Scholars identified among the manuscripts a full text of Isaiah, a commentary on the Book of Habakkuk, a collection of hymns, a scroll tentatively thought to be the Book of Lamech, a heretofore unknown work called the War of the Children of Light Against the Children of Darkness. The manuscripts apparently dated back to the second or third century B.C. and antedated the oldest existing Hebrew Biblical manuscript (Codex Babylonicus Petropolitanus, A.D. 916) by more than a thousand years.
Tests of Authenticity. As soon as a respite in Arab-Israeli war permitted, a French Dominican priest, Pee Roland de Vaux of the Ecole Biblique et Archeologique null in old Jerusalem, and English-born G. Lankester Harding, director of the Jordanian Department of Antiquities, visited the cave, which was in Jordan in an area called Khirbet Qumran (stone ruin). They found hundreds of additional manuscript fragments and pieces of broken pottery, later discovered more than 40 previously unknown caves, many containing ancient manuscripts in Hebrew, Greek and Aramaic. Altogether, the manuscripts included parts of almost every book in the Old Testament, apocryphal works and literature of various Jewish sects, dating to the first and second centuries B.C.

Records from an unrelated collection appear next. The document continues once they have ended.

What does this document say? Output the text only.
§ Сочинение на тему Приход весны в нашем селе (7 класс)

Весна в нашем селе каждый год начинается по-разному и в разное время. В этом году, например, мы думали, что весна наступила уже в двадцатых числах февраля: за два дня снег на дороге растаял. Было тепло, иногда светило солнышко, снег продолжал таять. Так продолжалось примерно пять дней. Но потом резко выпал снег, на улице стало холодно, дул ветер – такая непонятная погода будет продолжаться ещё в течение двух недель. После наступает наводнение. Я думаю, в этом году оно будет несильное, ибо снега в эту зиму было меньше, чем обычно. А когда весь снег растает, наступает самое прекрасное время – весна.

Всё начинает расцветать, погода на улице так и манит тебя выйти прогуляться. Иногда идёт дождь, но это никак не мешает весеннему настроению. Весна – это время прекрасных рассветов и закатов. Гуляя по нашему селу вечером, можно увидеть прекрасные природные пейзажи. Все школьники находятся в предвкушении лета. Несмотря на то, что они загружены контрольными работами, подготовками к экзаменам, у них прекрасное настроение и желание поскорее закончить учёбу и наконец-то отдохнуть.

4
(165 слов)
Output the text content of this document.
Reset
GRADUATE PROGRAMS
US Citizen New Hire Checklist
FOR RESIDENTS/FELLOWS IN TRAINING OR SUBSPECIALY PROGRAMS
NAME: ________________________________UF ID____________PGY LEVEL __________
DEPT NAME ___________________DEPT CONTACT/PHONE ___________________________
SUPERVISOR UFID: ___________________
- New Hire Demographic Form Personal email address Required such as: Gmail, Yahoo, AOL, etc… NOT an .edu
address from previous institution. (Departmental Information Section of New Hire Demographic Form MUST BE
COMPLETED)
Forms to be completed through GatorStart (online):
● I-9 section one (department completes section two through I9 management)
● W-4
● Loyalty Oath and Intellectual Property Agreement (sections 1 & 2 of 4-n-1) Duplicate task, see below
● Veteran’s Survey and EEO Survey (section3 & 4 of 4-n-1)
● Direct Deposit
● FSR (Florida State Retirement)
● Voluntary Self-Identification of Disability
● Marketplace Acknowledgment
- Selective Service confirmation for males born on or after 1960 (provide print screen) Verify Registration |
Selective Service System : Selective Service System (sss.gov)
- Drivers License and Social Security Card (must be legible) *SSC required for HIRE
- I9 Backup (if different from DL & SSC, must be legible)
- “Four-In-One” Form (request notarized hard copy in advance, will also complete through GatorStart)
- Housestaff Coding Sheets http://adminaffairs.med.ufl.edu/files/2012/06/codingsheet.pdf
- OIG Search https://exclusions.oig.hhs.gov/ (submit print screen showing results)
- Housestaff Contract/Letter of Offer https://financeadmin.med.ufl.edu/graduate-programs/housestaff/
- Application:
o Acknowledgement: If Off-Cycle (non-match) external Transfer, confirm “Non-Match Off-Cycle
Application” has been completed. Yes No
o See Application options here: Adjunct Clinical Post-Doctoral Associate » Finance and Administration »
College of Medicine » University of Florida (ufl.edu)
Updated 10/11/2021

Partly because it had been thought that such manuscripts could not survive that long, a controversy soon arose about their authenticity. "The Bedouin story smells," huffed a professor of rabbinical literature. Others insisted that the manuscripts were forgeries. One scholar, disputing the manuscripts' antiquity, contemptuously referred to them as a "garbage collection." But the antiquity of the scrolls was soon proved conclusively by paleographical and archaeological evidence and by carbon-14 and other tests.
Manual of Discipline. The age of the scrolls fixed, the scholars turned to their origin. Archaeologists de Vaux and Harding had already searched the ruins from which Khirbet Qumran took its name, concluded from the evidence they found that it had been the habitation of an ancient Jewish sect called the Essenes, one of the three major religious bodies within ancient Judaism (the others: the Pharisees and Sadducees). Their conclusions: 1) the manuscripts found near Khirbet Qumran were once part of an Essene library; 2) the sectarian documents, i.e., The War of the Children of Light and a discipline manual, were Essene writings.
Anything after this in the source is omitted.